Aucune activité au Channel jusqu'à la fin de l'année
Surpris par cette annonce, les salariés rappellent que "le Channel n’a ni dettes ni problèmes de trésorerie" et qu'il dispose de réserves suffisantes pour faire face à des baisses de subventions. Cependant, la direction évoque un rapport "d’un diagnostic financier et économique" réalisé par un consultant extérieur, sans en divulguer les conclusions.

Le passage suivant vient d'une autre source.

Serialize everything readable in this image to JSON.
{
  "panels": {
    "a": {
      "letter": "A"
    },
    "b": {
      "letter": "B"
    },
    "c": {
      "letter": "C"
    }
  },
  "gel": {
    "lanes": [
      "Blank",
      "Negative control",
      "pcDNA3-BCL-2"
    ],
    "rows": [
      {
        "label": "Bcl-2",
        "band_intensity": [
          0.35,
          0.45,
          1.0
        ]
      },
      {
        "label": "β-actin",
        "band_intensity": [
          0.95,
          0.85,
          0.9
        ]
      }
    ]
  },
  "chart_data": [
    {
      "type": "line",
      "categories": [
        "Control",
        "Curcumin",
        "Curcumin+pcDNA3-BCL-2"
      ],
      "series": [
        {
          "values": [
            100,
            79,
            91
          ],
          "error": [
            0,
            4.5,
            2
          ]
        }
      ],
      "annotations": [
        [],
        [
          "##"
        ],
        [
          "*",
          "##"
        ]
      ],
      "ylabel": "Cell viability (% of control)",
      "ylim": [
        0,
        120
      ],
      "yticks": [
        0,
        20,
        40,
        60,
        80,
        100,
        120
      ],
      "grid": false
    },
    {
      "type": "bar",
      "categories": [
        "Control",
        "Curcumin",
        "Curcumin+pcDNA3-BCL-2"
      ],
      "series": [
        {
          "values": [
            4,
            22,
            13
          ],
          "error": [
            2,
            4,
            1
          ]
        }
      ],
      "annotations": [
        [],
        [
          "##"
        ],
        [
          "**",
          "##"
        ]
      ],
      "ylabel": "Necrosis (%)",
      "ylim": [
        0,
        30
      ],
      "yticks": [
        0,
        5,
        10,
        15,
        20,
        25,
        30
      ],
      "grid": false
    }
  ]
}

Les salariés dénoncent des accusations graves concernant la gestion de la structure, jugées pour partie fausses et approximatives.

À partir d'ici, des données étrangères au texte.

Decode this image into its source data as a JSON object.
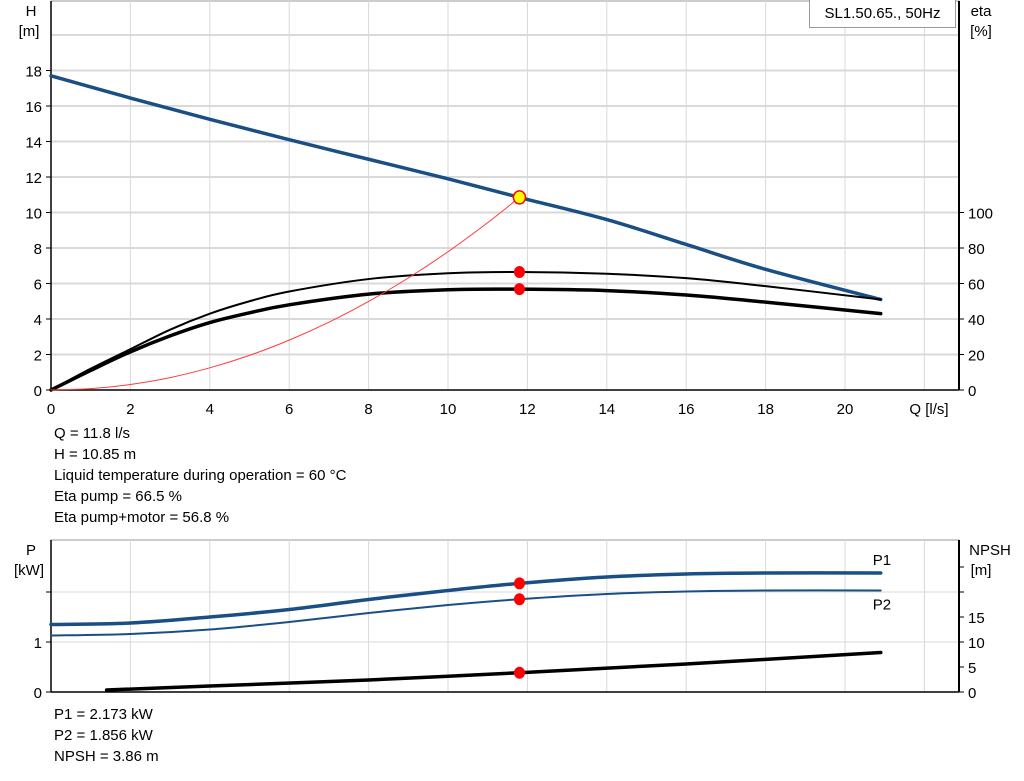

"L’équipe a travaillé pendant des mois pour préparer la saison المقبلة, et à la veille de finaliser ces préparatifs, on nous annonce un arrêt total d’activité," dénoncent-ils, déplorant les conséquences sur l’équipe, les intermittents et même les activités comme celles des Grandes Tables et de la librairie Actes Sud.
L'existence du Channel est menacée
Cette annonce, qui coïncide avec la mise au chômage partiel de l’équipe permanente, aura pour résultat qu’"il n’y aura aucune activité artistique au Channel pendant toute cette période". Les salariés expriment leur inquiétude face à un avenir incertain. "La vie du Channel est menacée, et ces décisions abruptes apparaissent comme la seule option, alors que la situation financière est de plus en plus fragile," précisent-ils.
Une situation que des experts du secteur culturel qualifient d’inquiétante. Les responsables du Channel sont face à un défi colossal : redresser une structure qui a toujours été un phare culturel dans la région.